Pejabat yang Dibenci Rakyat

Pejabat yang Dibenci Rakyat
FOTO: ILUSTRASI

Kabupaten Cianjur adalah tempat wisata di Jawa Barat antara Jakarta dan Bandung sebagai kawasan peristrahatan di kaki gunung Gede-Pangrango. Sekarang disebut Bogor, Puncak Cianjur dengan singkatan Bopunjur.

Dengan hawanya yang dingin, pemandangan pegunungan yang indah menyeabkan tempat itu dulu jadi pusat perhatian untuk tamasya mulai dari anak-anak sekolah hingga keluarga, walaupun sekarang sudah hampir menjemukan karena sering macet dan setiap saat bisa jalur kendaraan buka-tutup karena padatnya kendaraan.

Selain tempat wisata, di sana ada juga hutan Taman Nasional Cibodas, Gunung Gede Pangrango serta Istana Presiden membuat kawasan itu terkenal. Di penghujung tahun 1960-an seorang penyanyi Alfian Harahap mengalunkan beberapa lagu salah satunya : Semalam di Cianjur, dengan suara lembut menawan, membuat Cianjur itu dulu lekat di hati muda-mudi. Kurang begitu jelas latar belakang lirik lagu tersebut serta cerita terciptanya, namun siapa yang mau coba dengar, silahkan dengarkan via youtube.

Cianjur itu tiba-tiba menjadi terkenal lagi dengan terkena Operasi Tangkap Tangannya (OTT) Bupatinya, Irvan Rivano Muchtar Rabu, 12 Desember 2018 lalu oleh Komisi Pemberantasan Korupsi (KPK). Kasusnya, sang Bupati diduga memeras para Kepala SMP dengan memotong Dana Alokasi Khusus (DAK) yang diperuntukkan kepada 140 SMP dengan total nilai Rp46,8 M, dan dari jumlah itu dipotong 14,5 % atau senilai Rp6,786 M dan khusus untuk sang bupati 7 % yaitu sebesar Rp3,2 M dan saat diOTT turut juga tertangkap uang sebesar Rp1.556.700.

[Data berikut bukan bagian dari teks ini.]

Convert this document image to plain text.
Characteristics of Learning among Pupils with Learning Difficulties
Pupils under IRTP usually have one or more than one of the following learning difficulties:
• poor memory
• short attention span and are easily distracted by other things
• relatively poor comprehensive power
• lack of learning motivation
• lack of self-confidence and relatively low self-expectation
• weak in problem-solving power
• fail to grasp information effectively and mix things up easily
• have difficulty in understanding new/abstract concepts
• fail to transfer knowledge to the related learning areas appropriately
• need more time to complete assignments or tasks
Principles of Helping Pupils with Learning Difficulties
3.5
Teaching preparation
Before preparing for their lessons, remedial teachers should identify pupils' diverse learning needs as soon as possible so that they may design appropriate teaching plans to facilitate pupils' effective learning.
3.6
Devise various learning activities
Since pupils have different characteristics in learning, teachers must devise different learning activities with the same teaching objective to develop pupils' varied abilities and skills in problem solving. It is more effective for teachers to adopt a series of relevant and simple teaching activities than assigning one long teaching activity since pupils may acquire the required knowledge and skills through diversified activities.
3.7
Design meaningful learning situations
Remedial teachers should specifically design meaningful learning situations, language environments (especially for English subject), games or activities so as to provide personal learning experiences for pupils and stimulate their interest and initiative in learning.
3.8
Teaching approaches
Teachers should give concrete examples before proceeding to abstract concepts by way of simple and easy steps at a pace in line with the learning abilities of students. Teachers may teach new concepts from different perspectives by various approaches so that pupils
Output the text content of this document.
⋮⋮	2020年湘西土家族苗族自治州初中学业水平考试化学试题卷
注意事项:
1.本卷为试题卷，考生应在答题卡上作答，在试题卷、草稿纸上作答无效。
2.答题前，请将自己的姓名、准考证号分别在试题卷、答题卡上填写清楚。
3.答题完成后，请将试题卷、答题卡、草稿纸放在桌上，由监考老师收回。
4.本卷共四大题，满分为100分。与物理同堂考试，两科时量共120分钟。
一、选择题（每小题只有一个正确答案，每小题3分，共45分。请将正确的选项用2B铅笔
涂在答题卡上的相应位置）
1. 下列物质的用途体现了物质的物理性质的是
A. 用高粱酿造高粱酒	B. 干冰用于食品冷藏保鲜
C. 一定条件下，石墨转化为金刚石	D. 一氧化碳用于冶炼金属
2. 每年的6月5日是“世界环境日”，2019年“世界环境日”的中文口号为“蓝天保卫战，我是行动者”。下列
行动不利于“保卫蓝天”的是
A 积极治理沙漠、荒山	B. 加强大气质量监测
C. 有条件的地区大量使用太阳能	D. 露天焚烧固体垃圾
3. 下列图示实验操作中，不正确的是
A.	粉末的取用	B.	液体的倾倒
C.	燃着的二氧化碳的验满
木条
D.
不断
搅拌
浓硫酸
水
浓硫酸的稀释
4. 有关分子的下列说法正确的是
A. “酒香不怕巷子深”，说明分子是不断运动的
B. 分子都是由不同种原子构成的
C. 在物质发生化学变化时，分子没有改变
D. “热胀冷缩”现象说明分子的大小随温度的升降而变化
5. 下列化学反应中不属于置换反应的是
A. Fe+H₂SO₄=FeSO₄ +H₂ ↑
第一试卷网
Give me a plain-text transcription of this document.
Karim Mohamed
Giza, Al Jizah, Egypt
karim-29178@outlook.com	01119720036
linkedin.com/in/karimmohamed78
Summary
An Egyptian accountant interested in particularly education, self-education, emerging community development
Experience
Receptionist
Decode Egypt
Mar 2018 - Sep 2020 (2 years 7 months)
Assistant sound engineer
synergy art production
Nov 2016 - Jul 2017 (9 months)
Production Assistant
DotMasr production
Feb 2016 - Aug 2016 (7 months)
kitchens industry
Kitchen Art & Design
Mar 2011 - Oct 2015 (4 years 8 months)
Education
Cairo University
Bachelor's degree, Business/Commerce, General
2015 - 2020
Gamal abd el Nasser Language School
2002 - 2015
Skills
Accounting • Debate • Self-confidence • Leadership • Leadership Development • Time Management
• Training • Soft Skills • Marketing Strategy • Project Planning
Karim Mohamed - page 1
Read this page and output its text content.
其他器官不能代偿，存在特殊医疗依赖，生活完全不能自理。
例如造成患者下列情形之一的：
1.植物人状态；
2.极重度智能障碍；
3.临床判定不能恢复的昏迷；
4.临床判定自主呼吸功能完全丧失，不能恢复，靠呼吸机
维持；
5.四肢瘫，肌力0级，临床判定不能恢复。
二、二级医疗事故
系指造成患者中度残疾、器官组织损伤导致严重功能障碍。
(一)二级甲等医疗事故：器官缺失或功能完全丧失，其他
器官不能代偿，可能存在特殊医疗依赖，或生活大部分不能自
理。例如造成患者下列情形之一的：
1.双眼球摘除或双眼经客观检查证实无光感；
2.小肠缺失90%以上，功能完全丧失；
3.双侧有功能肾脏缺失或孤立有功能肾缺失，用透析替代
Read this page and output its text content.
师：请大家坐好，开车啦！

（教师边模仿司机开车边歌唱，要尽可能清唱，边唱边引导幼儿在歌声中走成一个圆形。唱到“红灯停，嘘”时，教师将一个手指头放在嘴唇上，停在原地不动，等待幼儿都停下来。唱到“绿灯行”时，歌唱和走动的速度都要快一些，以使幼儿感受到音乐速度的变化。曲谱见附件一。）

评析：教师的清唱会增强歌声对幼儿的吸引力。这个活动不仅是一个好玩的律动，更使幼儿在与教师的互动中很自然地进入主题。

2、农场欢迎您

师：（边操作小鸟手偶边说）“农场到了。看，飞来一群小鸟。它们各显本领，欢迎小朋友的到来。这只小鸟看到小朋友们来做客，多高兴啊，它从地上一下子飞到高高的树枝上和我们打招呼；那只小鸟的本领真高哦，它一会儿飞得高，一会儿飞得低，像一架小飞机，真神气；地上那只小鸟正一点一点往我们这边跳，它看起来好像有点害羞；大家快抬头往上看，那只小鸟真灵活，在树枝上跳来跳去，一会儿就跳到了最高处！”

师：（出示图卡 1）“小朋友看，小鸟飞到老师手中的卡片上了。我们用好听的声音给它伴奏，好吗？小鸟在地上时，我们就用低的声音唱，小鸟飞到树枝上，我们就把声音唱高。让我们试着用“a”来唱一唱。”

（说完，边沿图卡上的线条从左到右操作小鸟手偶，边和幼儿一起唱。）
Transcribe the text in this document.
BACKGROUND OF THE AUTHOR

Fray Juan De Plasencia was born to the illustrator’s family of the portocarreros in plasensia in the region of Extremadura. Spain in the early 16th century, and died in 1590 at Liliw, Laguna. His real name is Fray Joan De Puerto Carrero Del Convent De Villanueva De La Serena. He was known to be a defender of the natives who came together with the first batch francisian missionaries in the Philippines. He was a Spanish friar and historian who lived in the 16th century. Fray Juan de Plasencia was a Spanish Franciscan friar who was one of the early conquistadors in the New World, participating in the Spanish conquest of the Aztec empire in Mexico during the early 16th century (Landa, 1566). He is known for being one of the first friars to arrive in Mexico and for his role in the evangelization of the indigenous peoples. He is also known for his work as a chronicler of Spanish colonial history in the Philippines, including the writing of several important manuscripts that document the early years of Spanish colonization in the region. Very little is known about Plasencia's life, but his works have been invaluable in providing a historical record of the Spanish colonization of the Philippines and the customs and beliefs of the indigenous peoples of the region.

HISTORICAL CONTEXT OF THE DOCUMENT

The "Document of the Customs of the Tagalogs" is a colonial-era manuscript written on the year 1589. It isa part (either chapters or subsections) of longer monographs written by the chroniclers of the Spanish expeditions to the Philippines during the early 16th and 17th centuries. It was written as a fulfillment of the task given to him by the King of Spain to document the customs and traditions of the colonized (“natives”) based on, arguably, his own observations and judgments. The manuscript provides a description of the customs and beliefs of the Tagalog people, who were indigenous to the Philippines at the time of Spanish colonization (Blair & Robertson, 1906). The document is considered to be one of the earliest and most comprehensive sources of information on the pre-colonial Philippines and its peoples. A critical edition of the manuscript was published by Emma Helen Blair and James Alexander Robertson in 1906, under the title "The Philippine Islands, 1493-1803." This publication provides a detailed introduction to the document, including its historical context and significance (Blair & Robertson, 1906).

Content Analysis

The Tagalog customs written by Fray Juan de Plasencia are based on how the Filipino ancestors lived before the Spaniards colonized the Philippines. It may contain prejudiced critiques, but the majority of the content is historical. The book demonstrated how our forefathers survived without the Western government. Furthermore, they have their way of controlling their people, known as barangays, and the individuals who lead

Itu menurut keterangan Wakil Ketua KPK Basaria Panjaitan dalam keterangan persnya Kamis 13 Desember lalu, dan atas perbuatannya itu Bupati Irvan Rivano Muchtar dijadikan tersangka bersama tiga orang lainnya yaitu Disdik Cecep Sobandi dan Kabid SMP DisdikRosidin dan kakak ipar Bupati Tubagus Cepy Sethiadi yang kemudian menyerahkan diri ke KPK dan telah ditahan.

Anehnya masyarakat Cianjur ternyata merasaka bahwa mereka dapat hadiah bagaikan durian runtuh dri KPK, sehingga perlu mengadakan syukuran di alun-alun dengan menyediakan nasi liwet untuk seribuan orang, nasi itu ditaruh di lapangan untuk disantap bersama.

Para supir angkotpun tidak ketinggalan menggratiskan angkotnya bagi masyarakat sebagai rasa syukur atas dikerangkengnya si bupati. Sejumlah orang mencari tukang pangkas untuk menggunduli kepalanya juga sebagai ucapan syukur. Dan gerakan bersama itu katanya berkembang melalui media social, jadi anggota masyarakat berduyun-duyung dari berbagai desa tumplek ke kota Cianjut.

Rasa syukur itu sebagai ungkapan hati masyarakat, karena sang bupati memerintah kontroversial dengan segala tindakannya yang tidak memenuhi aspirasi rakyat, malah sering menghilangkan hak-hak masyarakatnya.

Sebenarnya, ketidak adilan itu bukan hanya pada kepemimpinan Irvan Rivano Muchtar tetap sebelumnya juga sejak kepemimpinan ayahnya Tjetjep Muchtar Soleh, bupati dua periode yang kemudian dilanjutkan anaknya.

Selama kegiatan syukuran masyarkat atas ter-OTTnya bupati tersebut, sering berkumandang atau meneriakkan : ”Hidup KPK, Hidup KPK”.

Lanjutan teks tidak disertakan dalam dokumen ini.